South Korean giant KB Financial Group is completing procedures to open a branch of its Kookmin Bank in Hanoi.
The lender’s first branch has opened in HCMC, and KB Financial Group’s chairman and CEO Yoon Jong Kyoo told Deputy Prime Minister Vuong Dinh Hue at a meeting last Friday the company plans to invest a further $110 million in Vietnam.
In 2017 KB Securities, a subsidiary of KB Financial Group, sealed a deal to take over 99.4 per cent of Vietnam’s Maritime Securities for $33.2 million.
Yoon said he was impressed by Vietnam’s development and prospects, and the group’s business here is profitable. “So we want to expand our banking and finance business in Vietnam.”
Hue told Yoon the government has agreed in principle for the State Bank of Vietnam to go ahead with procedures to license the bank’s Hanoi branch.
Lotte Card’s CEO Kim Chang-kwon, at a meeting with Hue last Thursday, also spoke about the firm’s expansion trajectory in Vietnam.
Last March the company signed a deal with one of Vietnam’s biggest private lenders, Techcombank, to buy out its subsidiary, Techcom Finance.
The acquisition made Lotte Card the first South Korean credit card company to enter the Vietnamese market.
Neither party has disclosed the value of the deal, but South Korean newswire The Investor estimated it at VND1.7 trillion ($74.67 million).
Kim said the buyout would enable Lotte Card to expand its business in Vietnam, where it now has 1.5 million clients.
Lotte Card, a subsidiary of Lotte Group, is focusing on non-cash consumer finance and application of fintech in Vietnam.
Since last year there has been an influx into Vietnam by South Korean financial institutions with a string of acquisitions.
Shinhan Bank Vietnam acquired ANZ Vietnam’s retail business for an undisclosed sum, and there was the KB Securities-Maritime Securities deal.
Last January Shinhan Card bought out Prudential Vietnam Finance for $151 million, while the Lotte Card-Techcom Finance deal happened a couple of months later.
South Korea is more or less a maturing economy with relatively low GDP growth rate of 2-3 per cent. Its companies including financial institutions are looking for growth opportunities and Vietnam is one of their first options.
More Korean financial institutions are eyeing Vietnam to cater to the needs of Korean manufacturers who entered the country earlier.
South Korea is the largest foreign investor in Vietnam, according to the Ministry of Planning and Investment. As of August 20 it had registered to invest $61.08 billion, or 18.3 percent of the country’s total FDI pledges, followed by Japan with $55.84 billion.

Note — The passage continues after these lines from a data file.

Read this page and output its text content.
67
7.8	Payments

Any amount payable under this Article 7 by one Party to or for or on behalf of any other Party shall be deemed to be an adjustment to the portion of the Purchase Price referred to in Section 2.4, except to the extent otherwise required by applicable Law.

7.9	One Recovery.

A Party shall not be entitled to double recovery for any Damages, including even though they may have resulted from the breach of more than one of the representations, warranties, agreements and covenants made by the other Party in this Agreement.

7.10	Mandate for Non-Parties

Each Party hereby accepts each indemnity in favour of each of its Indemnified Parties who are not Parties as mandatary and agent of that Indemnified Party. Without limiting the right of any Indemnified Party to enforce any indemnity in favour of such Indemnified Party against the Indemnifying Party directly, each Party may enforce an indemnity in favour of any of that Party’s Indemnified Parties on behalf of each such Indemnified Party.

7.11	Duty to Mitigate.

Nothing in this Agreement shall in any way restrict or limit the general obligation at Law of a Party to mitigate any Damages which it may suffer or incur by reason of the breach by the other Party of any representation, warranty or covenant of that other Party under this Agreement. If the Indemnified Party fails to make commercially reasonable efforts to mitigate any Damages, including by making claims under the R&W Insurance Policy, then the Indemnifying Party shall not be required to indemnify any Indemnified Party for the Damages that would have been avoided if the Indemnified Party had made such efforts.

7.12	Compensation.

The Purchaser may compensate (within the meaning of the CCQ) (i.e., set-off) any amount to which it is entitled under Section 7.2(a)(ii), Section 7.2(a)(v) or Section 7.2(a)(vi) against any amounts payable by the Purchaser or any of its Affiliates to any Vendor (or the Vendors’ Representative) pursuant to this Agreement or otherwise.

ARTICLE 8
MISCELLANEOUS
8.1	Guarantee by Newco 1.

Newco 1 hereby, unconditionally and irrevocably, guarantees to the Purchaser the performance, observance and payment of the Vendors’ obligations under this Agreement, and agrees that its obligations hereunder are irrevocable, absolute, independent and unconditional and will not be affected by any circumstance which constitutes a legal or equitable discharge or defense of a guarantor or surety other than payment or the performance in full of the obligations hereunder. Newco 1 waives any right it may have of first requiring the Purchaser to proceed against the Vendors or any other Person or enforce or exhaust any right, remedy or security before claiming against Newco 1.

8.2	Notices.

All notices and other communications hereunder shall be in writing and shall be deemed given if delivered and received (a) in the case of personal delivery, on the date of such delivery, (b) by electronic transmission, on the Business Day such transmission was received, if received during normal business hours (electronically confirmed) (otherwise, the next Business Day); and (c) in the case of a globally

Apart from catering to the needs of Korean manufacturers in Vietnam like Samsung and LG and their hundreds of parts suppliers, Korean financial institutions also see a potentially huge consumer market in the country’s quickly expanding higher- and middle-income groups.
Hue told Yoon that, given the country’s improved economic conditions, the government wants to expand the financial market, especially amid the fourth industrial revolution and digitization.
“The government will accelerate equitization, state equity divestment and stock market listing, and consider launching derivatives in the stock markets.”
The government has also tasked the central bank with speeding up the restructuring of credit institutions including non-banking entities, he said.
At the meeting with Kim, he said his government is keen on developing consumer finance via fintech and mobile payment solutions.
It encourages and supports Lotte Card’s investment in non-cash consumer finance, he said.